BY KERRY CAMPION
NUS-USI Women’s Officer, Aisling Gallagher has expressed opposition to Lord Morrow’s Human Trafficking and Exploitation Bill, and called for MLAs to take heed of the growing criticisms of the Bill as it enters the committee stage.
The bill is aimed at curbing the practice of human trafficking, which is considered a modern form of slavery, and updating Northern Ireland’s legislation on the matter.
Aisling Gallagher, Women’s Officer of NUS-USI student movement, said: “Lord Morrow’s Bill has tried to bring the issue of sex work into dealing with human trafficking. This could send out a very dangerous message to women sex workers in Northern Ireland.”

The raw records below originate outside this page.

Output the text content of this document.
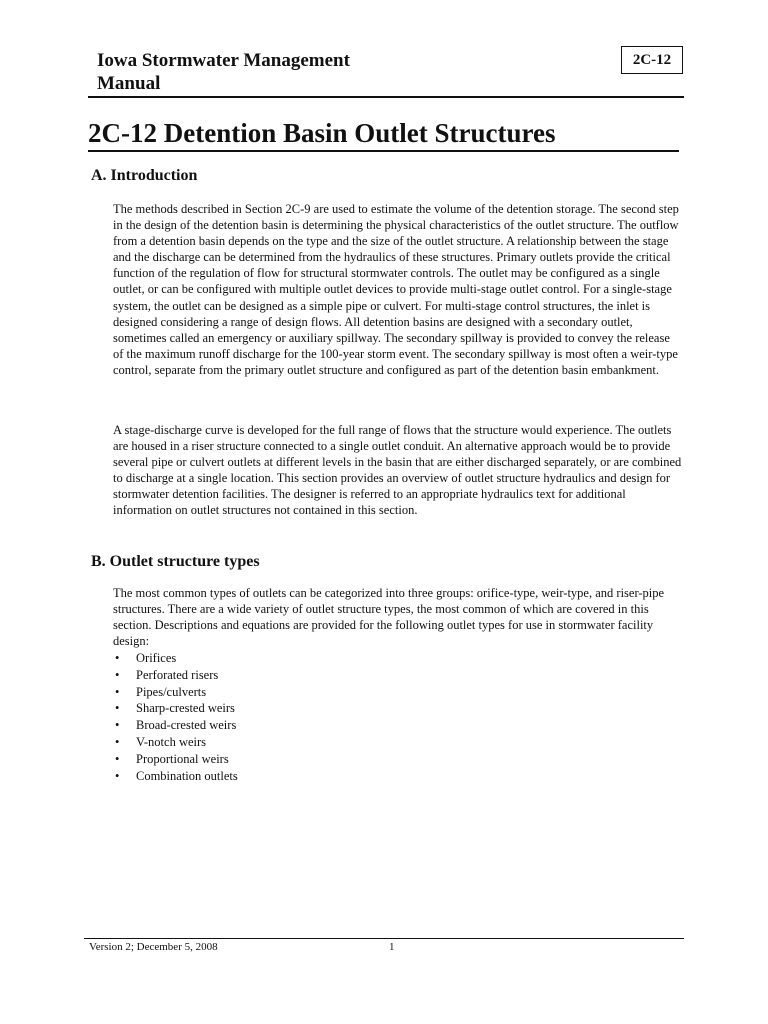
Iowa Stormwater Management Manual
2C-12
2C-12 Detention Basin Outlet Structures
A. Introduction

The methods described in Section 2C-9 are used to estimate the volume of the detention storage. The second step in the design of the detention basin is determining the physical characteristics of the outlet structure. The outflow from a detention basin depends on the type and the size of the outlet structure. A relationship between the stage and the discharge can be determined from the hydraulics of these structures. Primary outlets provide the critical function of the regulation of flow for structural stormwater controls. The outlet may be configured as a single outlet, or can be configured with multiple outlet devices to provide multi-stage outlet control. For a single-stage system, the outlet can be designed as a simple pipe or culvert. For multi-stage control structures, the inlet is designed considering a range of design flows. All detention basins are designed with a secondary outlet, sometimes called an emergency or auxiliary spillway. The secondary spillway is provided to convey the release of the maximum runoff discharge for the 100-year storm event. The secondary spillway is most often a weir-type control, separate from the primary outlet structure and configured as part of the detention basin embankment.

A stage-discharge curve is developed for the full range of flows that the structure would experience. The outlets are housed in a riser structure connected to a single outlet conduit. An alternative approach would be to provide several pipe or culvert outlets at different levels in the basin that are either discharged separately, or are combined to discharge at a single location. This section provides an overview of outlet structure hydraulics and design for stormwater detention facilities. The designer is referred to an appropriate hydraulics text for additional information on outlet structures not contained in this section.

B. Outlet structure types

The most common types of outlets can be categorized into three groups: orifice-type, weir-type, and riser-pipe structures. There are a wide variety of outlet structure types, the most common of which are covered in this section. Descriptions and equations are provided for the following outlet types for use in stormwater facility design:

• Orifices
• Perforated risers
• Pipes/culverts
• Sharp-crested weirs
• Broad-crested weirs
• V-notch weirs
• Proportional weirs
• Combination outlets
Version 2; December 5, 2008	1
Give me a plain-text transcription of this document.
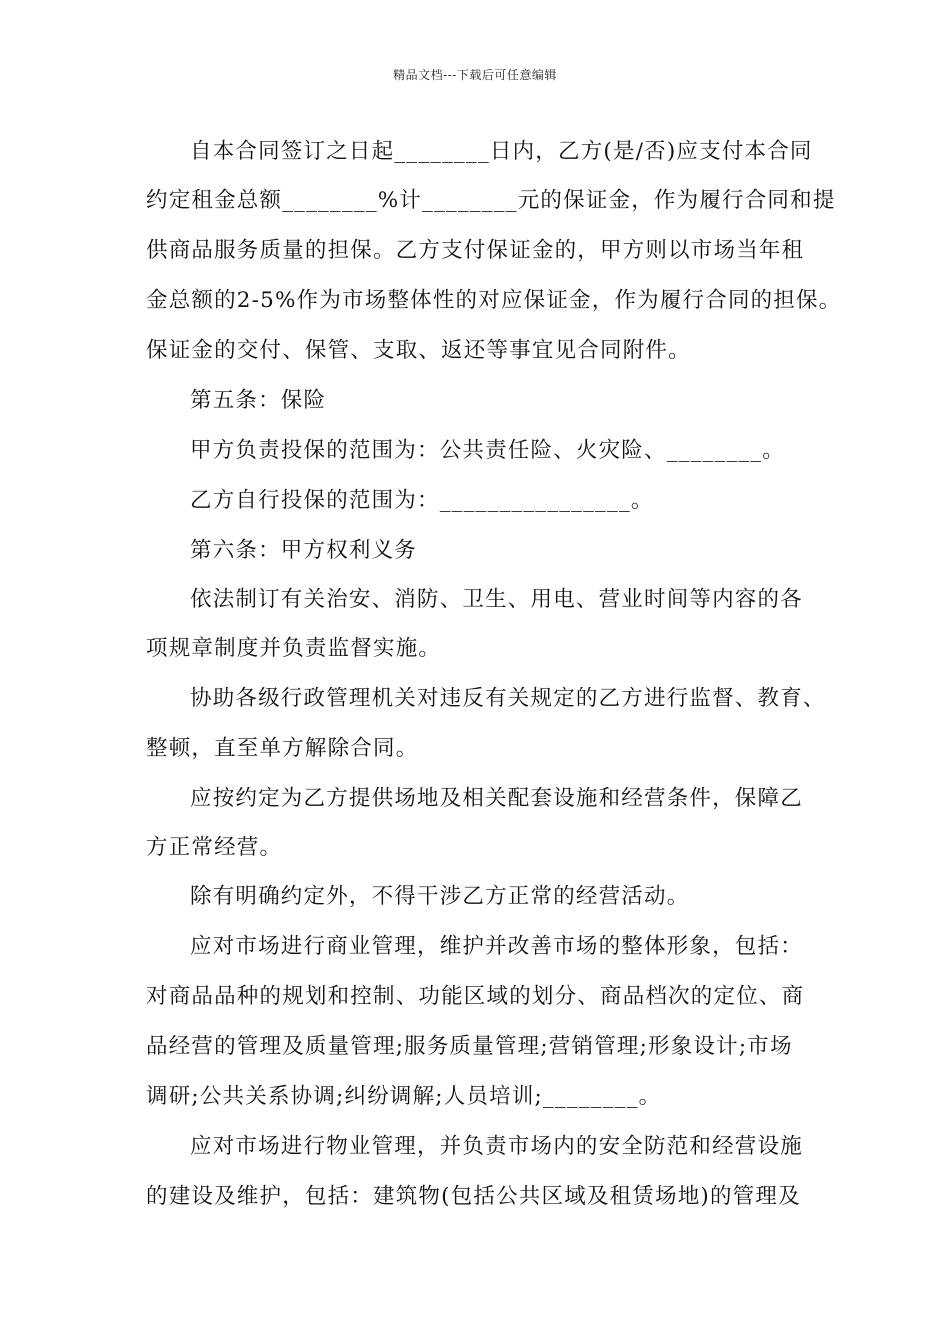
精品文档---下载后可任意编辑
自本合同签订之日起________日内，乙方(是/否)应支付本合同
约定租金总额________%计________元的保证金，作为履行合同和提
供商品服务质量的担保。乙方支付保证金的，甲方则以市场当年租
金总额的2-5%作为市场整体性的对应保证金，作为履行合同的担保。
保证金的交付、保管、支取、返还等事宜见合同附件。
第五条：保险
甲方负责投保的范围为：公共责任险、火灾险、________。
乙方自行投保的范围为：________________。
第六条：甲方权利义务
依法制订有关治安、消防、卫生、用电、营业时间等内容的各
项规章制度并负责监督实施。
协助各级行政管理机关对违反有关规定的乙方进行监督、教育、
整顿，直至单方解除合同。
应按约定为乙方提供场地及相关配套设施和经营条件，保障乙
方正常经营。
除有明确约定外，不得干涉乙方正常的经营活动。
应对市场进行商业管理，维护并改善市场的整体形象，包括：
对商品品种的规划和控制、功能区域的划分、商品档次的定位、商
品经营的管理及质量管理;服务质量管理;营销管理;形象设计;市场
调研;公共关系协调;纠纷调解;人员培训;________。
应对市场进行物业管理，并负责市场内的安全防范和经营设施
的建设及维护，包括：建筑物(包括公共区域及租赁场地)的管理及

The Bill has attracted similar reservations from Justice Minister David Ford, who expressed concern over clause 6 of the bill which seeks to criminalise paying for sex.
Mr Ford said: “The evidence is not clear in my mind at this stage” and called for further evidence to be produced.
Ch Supt Marshall, who leads the PSNI’s response to human trafficking, also criticised the bill in the News Letter.
Ch Supt Marshall said in the News Letter: “There needs to be a wider social debate and understanding about what prostitution actually is in Northern Ireland before we consider what the right policy might be”
Ms Gallagher has warned against the possible implications of the bill and accused Lord Morrow of pursuing an ideological agenda.
Ms Gallagher said: “This clause could drive sex work further underground, and could endanger the safety of women working, in addition to potentially making it more difficult to leave the industry if they choose to.
“This Bill appears to be part of a wider ideological agenda on behalf of Lord Morrow and the DUP. Human trafficking should be addressed in a way that tackles the issue itself, instead of any such bill being diverted towards other matters.”
Diane Dodds, DUP MEP, has defended the bill in the Belfast Telegraph and stated that the contentious clause 6 would help deter potential traffickers from Northern Ireland.
Diane Dodds said in the Belfast Telegraph: “The Human Trafficking and Exploitation Bill would mean that Northern Ireland would have the most robust legislation of anywhere in the UK.
“[The bill] also attempts to make Northern Ireland unattractive for would be traffickers, by making paying for sex illegal.” The bill’s committee stage is due to conclude on 12th November 2013.